Wie schätzen Sie den heutigen Stellenwert der Behindertenpolitik ein?

Darum mache ich mir große Sorgen. Ein Beispiel hierfür ist die Präambel der Koalitionsvereinbarung des neuen Berliner Senats. Sie zählt alle Diversitygruppen auf – bis auf die Menschen mit Behinderung! Natürlich kann das ein Versehen sein, aber es könnte auch ein Hinweis darauf sein, dass der gesellschaftliche Konsens, die Selbstverständlichkeit noch immer fehlen – nicht nur in der Gesellschaft, sondern auch in der Politik.

Sind Sie zufrieden mit dem, was Sie erreicht haben?

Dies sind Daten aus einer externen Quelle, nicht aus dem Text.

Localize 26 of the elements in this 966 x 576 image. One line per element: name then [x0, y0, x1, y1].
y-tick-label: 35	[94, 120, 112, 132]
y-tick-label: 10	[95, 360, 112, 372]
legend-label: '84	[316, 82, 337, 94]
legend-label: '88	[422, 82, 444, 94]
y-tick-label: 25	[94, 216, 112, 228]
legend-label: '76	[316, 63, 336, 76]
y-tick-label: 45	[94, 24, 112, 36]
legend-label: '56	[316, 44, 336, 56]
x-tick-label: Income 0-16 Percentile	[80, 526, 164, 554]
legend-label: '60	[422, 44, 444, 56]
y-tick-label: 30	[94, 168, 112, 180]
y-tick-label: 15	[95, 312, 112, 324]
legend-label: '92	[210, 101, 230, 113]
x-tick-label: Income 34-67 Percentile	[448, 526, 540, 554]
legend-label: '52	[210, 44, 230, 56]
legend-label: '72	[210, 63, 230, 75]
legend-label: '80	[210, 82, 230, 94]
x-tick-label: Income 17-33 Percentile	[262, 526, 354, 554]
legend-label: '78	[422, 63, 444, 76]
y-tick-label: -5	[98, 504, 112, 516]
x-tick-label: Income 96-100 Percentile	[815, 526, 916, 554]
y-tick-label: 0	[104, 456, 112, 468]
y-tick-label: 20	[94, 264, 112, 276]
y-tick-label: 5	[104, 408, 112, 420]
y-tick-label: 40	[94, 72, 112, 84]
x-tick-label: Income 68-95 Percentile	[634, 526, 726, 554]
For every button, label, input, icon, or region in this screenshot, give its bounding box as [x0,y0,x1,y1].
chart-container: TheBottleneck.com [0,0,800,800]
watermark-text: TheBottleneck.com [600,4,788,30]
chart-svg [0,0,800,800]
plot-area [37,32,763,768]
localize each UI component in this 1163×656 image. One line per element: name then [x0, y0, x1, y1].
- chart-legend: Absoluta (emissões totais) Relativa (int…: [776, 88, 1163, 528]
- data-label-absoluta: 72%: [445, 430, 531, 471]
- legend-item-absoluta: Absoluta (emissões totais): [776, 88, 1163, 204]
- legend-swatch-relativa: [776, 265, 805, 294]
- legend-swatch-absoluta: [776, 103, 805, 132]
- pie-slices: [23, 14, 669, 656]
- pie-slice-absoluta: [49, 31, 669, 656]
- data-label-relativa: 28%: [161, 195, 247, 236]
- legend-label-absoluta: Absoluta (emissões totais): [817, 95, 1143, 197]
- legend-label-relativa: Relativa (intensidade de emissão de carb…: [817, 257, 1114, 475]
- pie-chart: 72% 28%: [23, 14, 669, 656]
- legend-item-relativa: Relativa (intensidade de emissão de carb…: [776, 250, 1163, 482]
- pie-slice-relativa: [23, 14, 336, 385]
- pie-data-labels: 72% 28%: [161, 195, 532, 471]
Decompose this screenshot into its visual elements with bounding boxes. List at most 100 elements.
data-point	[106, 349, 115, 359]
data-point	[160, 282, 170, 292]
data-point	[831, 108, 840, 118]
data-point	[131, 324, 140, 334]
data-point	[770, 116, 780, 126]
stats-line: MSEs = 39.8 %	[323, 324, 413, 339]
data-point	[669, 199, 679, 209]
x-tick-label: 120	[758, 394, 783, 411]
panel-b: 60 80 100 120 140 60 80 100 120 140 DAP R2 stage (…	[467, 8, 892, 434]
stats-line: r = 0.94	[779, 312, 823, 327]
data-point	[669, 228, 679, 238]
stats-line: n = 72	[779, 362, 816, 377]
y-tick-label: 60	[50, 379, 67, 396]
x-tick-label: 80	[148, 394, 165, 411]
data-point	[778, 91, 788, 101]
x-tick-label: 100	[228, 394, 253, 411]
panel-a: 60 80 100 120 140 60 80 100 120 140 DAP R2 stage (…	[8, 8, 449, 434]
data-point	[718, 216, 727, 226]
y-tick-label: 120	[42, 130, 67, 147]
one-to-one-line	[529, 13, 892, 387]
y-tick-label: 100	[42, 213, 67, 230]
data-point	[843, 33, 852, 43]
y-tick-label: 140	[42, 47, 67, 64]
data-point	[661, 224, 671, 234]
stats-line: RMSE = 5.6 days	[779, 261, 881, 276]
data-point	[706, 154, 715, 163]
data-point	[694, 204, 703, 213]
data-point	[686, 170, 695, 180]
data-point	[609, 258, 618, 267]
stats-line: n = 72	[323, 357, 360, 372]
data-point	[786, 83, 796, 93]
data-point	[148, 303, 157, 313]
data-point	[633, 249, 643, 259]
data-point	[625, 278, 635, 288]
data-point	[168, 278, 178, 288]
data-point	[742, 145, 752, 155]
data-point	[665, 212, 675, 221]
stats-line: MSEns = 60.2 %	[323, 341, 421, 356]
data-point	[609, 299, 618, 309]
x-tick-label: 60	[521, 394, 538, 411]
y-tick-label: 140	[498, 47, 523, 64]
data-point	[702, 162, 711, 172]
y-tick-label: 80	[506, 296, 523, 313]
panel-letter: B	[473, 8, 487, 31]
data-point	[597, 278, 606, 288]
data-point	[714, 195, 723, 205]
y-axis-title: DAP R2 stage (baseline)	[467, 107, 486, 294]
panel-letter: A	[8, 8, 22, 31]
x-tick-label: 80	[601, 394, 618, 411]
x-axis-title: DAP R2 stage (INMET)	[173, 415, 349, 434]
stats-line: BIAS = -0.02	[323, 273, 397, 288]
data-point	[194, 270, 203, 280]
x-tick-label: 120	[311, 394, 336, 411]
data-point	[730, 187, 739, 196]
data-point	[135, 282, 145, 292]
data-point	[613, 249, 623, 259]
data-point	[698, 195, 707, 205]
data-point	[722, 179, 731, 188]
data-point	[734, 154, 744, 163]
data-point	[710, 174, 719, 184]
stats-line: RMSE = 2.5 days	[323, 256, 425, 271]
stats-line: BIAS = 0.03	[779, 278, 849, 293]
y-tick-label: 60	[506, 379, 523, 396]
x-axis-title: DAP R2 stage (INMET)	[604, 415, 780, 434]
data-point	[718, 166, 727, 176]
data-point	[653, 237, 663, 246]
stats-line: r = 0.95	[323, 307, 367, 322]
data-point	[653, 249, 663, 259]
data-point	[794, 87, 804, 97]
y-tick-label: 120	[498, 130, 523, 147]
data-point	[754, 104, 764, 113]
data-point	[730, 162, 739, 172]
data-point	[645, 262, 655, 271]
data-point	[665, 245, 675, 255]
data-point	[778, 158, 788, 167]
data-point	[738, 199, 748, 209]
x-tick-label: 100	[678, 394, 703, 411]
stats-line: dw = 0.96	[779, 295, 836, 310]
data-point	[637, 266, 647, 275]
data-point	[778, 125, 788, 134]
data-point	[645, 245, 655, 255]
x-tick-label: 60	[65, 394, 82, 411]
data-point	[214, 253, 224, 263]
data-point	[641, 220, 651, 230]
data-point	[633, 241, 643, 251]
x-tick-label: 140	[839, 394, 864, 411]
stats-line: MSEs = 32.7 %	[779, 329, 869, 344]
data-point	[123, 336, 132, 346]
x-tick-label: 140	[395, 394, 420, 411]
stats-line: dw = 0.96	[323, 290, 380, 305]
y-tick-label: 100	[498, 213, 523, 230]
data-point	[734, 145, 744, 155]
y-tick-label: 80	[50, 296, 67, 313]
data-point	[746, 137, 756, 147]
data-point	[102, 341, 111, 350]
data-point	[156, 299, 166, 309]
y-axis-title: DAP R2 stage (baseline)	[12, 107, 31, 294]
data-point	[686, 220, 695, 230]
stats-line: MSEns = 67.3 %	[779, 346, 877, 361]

Ich habe mit Menschen mit Behinderung Leitlinien für ein behindertengerechtes Berlin entwickelt, die vom Senat Berlin 1992 verabschiedet wurden und bis heute noch ganz praktische Auswirkungen haben. Außerdem bin ich stolz darauf, im partizipativen Prozess dazu beigetragen zu haben, dass das Berliner Abgeordnetenhaus 1999 als erstes Bundesland ein Landesgleichberechtigungsgesetz verabschiedet hat. Zwischenzeitliche Erfolge, die eng mit meiner Tätigkeit in den frühen neunziger Jahren zu tun haben, sind inzwischen allerdings wieder zurückgedreht worden – etwa verschiedene Regelungen zur Barrierefreiheit in der Berliner Bauordnung – oder stehen sogar, wie die seit 25 Jahren verlässlich funktionierenden inklusiven, barrierefreien öffentlichen Unisextoiletten, vor der Abwicklung.

Wie geht es für Sie nach Ihrem Abschied vom Amt weiter?

Ich werde natürlich nach 34 Jahren dem Behindertenbereich – möglicherweise publizistisch – verbunden bleiben, strebe aber als Rentner keine spezifische Funktion an.